WowGo has really stepped up their brand image this past year. The Mini 2 is in my opinion not just the most attractive board that WowGo has released so far, but one of the best looking short electric skateboards available today.
Let’s start off this review with the skate parts.
The deck on the WowGo Mini 2 is 75cm long and 28cm across at its widest point. This is a short deck so of course it is stiffy. It’s made of 8 layers of Canadian maple and has relatively deep concave. The kicktail is 17 cm, long enough for all the practical use cases. And it comes with a replaceable tail puck to protect the board.
The shape and graphic design of this deck are quite nice, but I’ll talk more about that later.
WowGo has made new trucks for the Mini 2, which they call the Bat Truck. These trucks are rakeless, have beveled bushing seats, and use 45-degree baseplates.
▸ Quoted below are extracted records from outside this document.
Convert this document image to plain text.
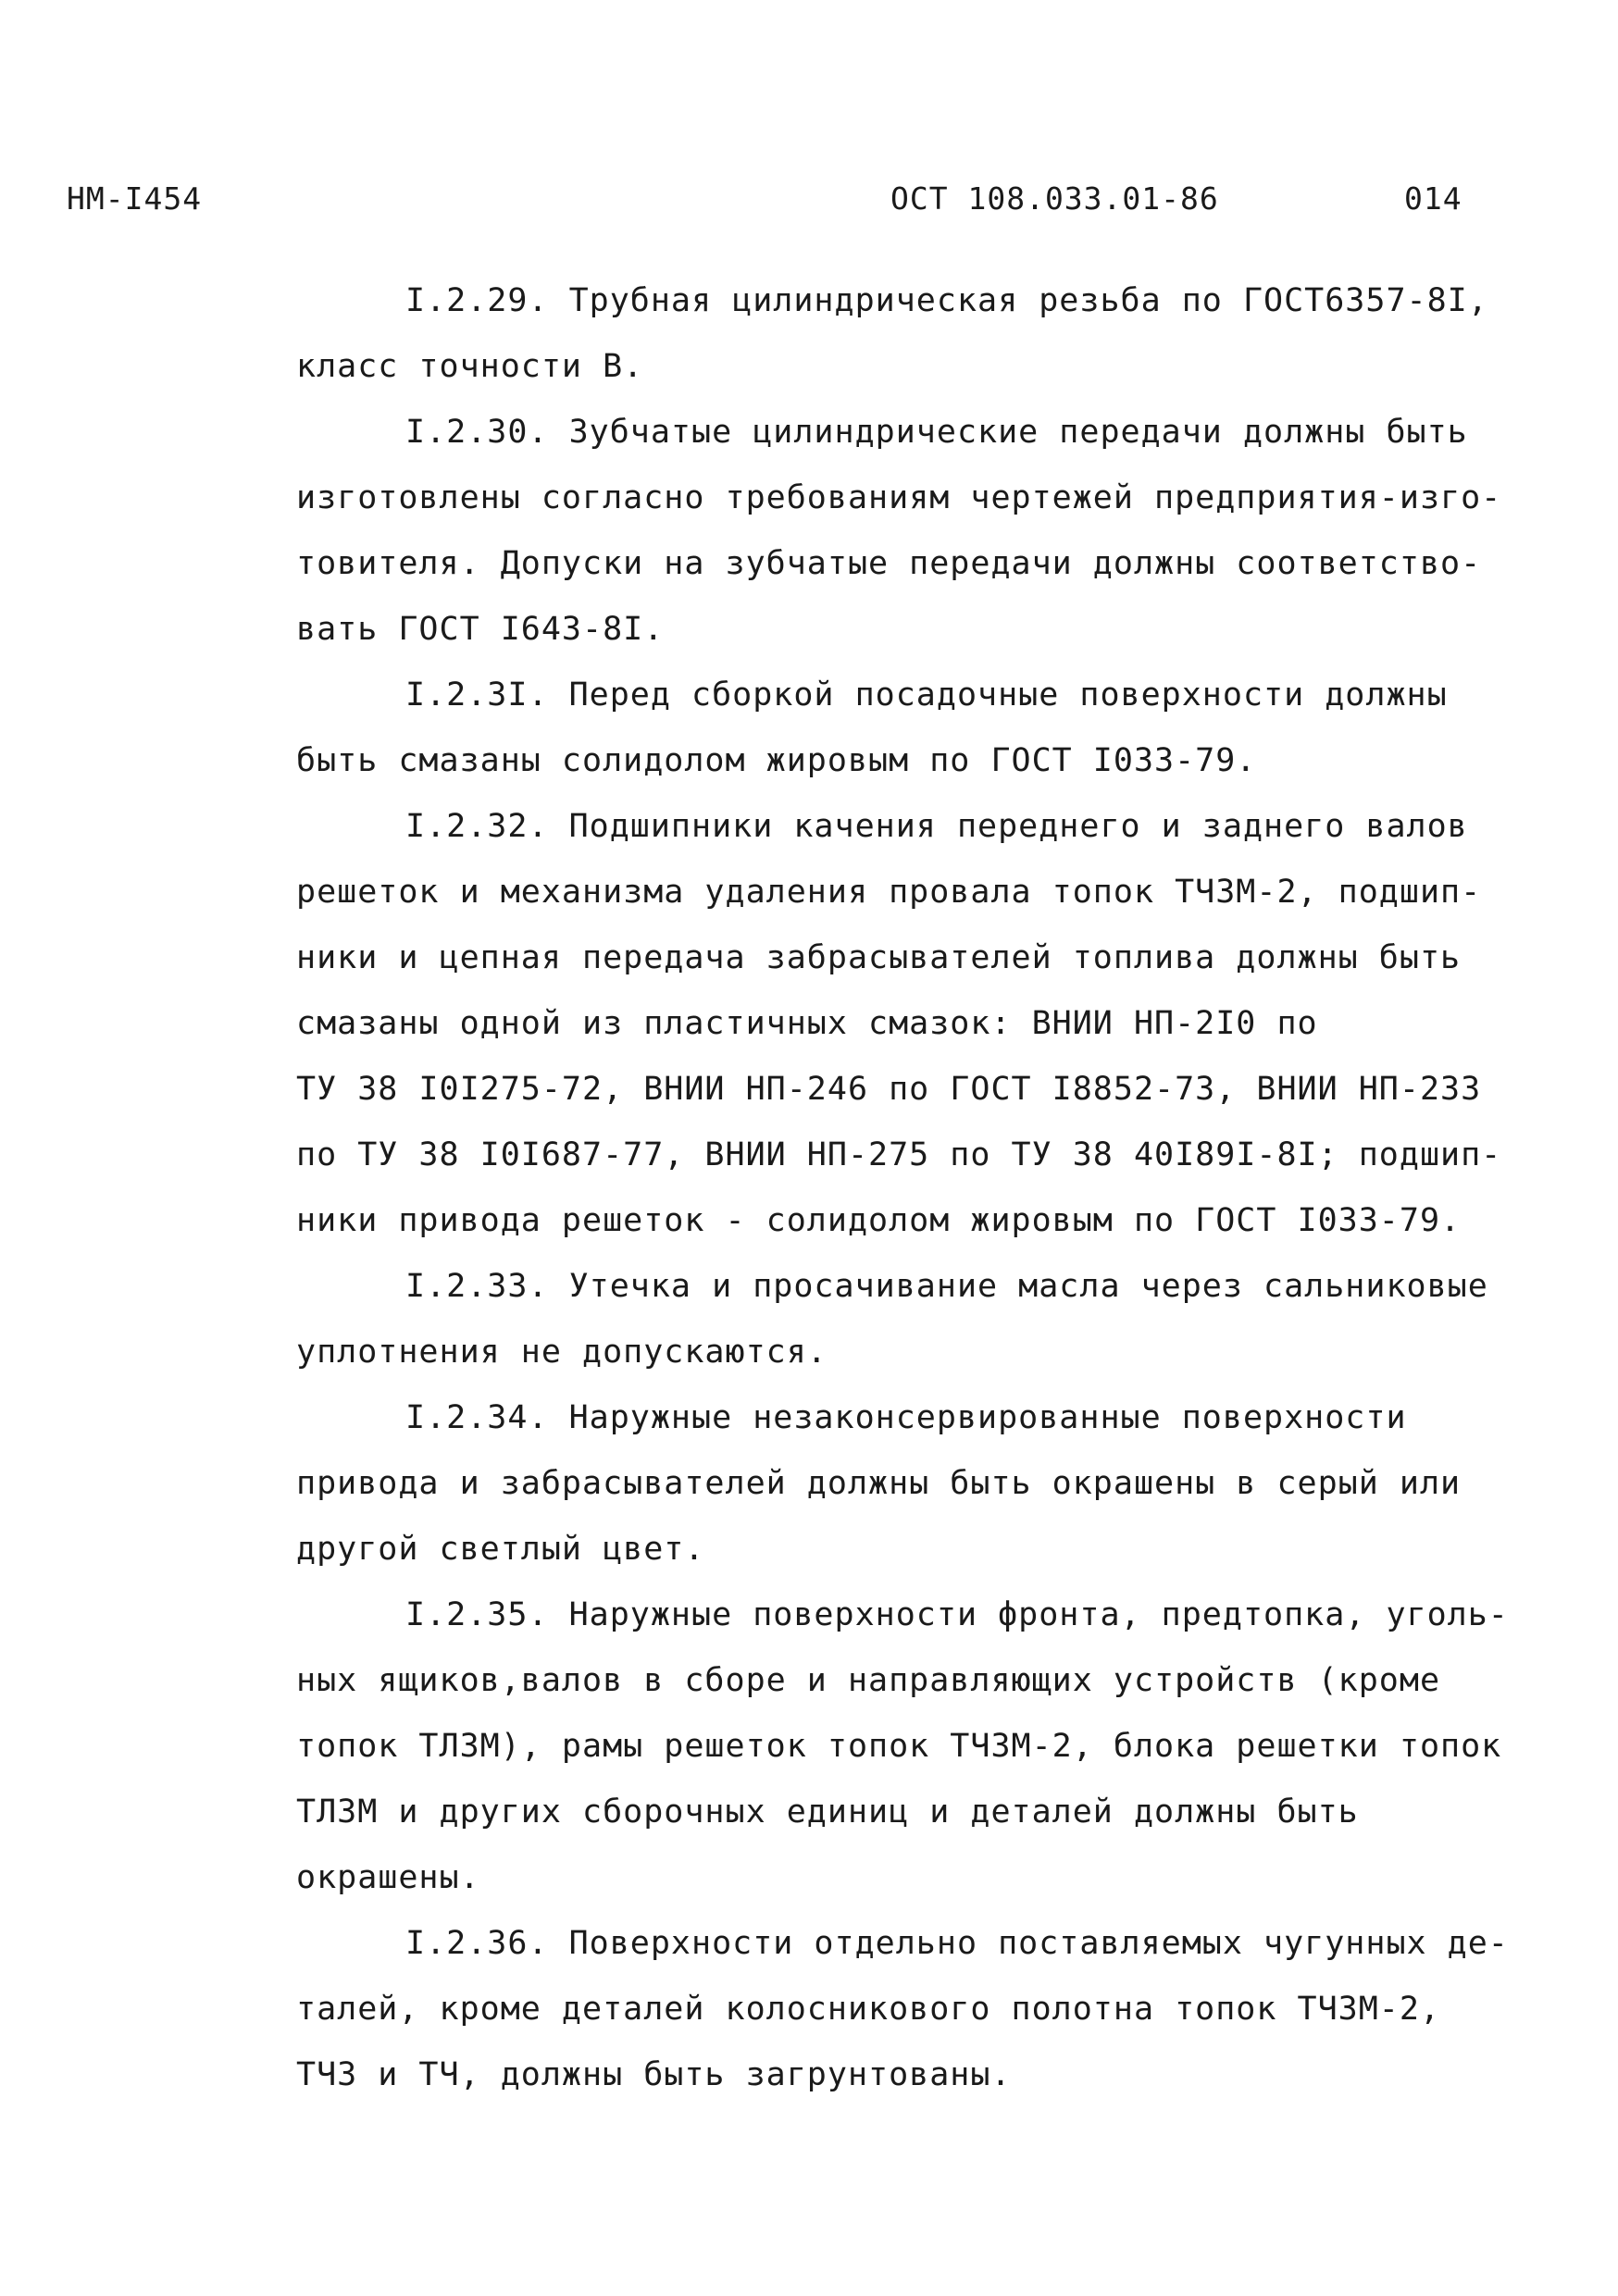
НМ-I454	ОСТ 108.033.01-86	014
I.2.29. Трубная цилиндрическая резьба по ГОСТ6357-8I,
класс точности В.
I.2.30. Зубчатые цилиндрические передачи должны быть
изготовлены согласно требованиям чертежей предприятия-изго-
товителя. Допуски на зубчатые передачи должны соответство-
вать ГОСТ I643-8I.
I.2.3I. Перед сборкой посадочные поверхности должны
быть смазаны солидолом жировым по ГОСТ I033-79.
I.2.32. Подшипники качения переднего и заднего валов
решеток и механизма удаления провала топок ТЧЗМ-2, подшип-
ники и цепная передача забрасывателей топлива должны быть
смазаны одной из пластичных смазок: ВНИИ НП-2I0 по
ТУ 38 I0I275-72, ВНИИ НП-246 по ГОСТ I8852-73, ВНИИ НП-233
по ТУ 38 I0I687-77, ВНИИ НП-275 по ТУ 38 40I89I-8I; подшип-
ники привода решеток - солидолом жировым по ГОСТ I033-79.
I.2.33. Утечка и просачивание масла через сальниковые
уплотнения не допускаются.
I.2.34. Наружные незаконсервированные поверхности
привода и забрасывателей должны быть окрашены в серый или
другой светлый цвет.
I.2.35. Наружные поверхности фронта, предтопка, уголь-
ных ящиков,валов в сборе и направляющих устройств (кроме
топок ТЛЗМ), рамы решеток топок ТЧЗМ-2, блока решетки топок
ТЛЗМ и других сборочных единиц и деталей должны быть
окрашены.
I.2.36. Поверхности отдельно поставляемых чугунных де-
талей, кроме деталей колосникового полотна топок ТЧЗМ-2,
ТЧЗ и ТЧ, должны быть загрунтованы.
The stock bushings are all barrels with a durometer of 95A. And there’s a snug cup washer on each of them.
The Mini 2 uses hub motors and offers two wheel options: 90mm urethane wheels and 105mm Cloudwheels. When purchasing the board, you can choose either one or both.
If you want more ride comfort, choose the Cloudwheels.
The Mini 2 also includes appropriate riser pads for each set of wheels so that you don’t get wheelbite.
The battery is 180Wh made up of Sinowatt 18650 cells in a 10S2P arrangement. 180Wh is a pretty standard capacity for board like this.
The charger output is 2A so it should charge the Mini 2’s 5Ah battery from empty to full in about 3 hours.
According to one of my henchmen who range-tested this board, he got about 21 km according to both his phone and the remote. He was 75kg and rode on mostly flat surfaces at around 25 km/h with 90mm wheels in 19 ºC weather. This was back in October. I’ve had this board for a while.
21 km is quite good for those specs and ride conditions. I’m not sure if that was a fluke or if this board is just really efficient.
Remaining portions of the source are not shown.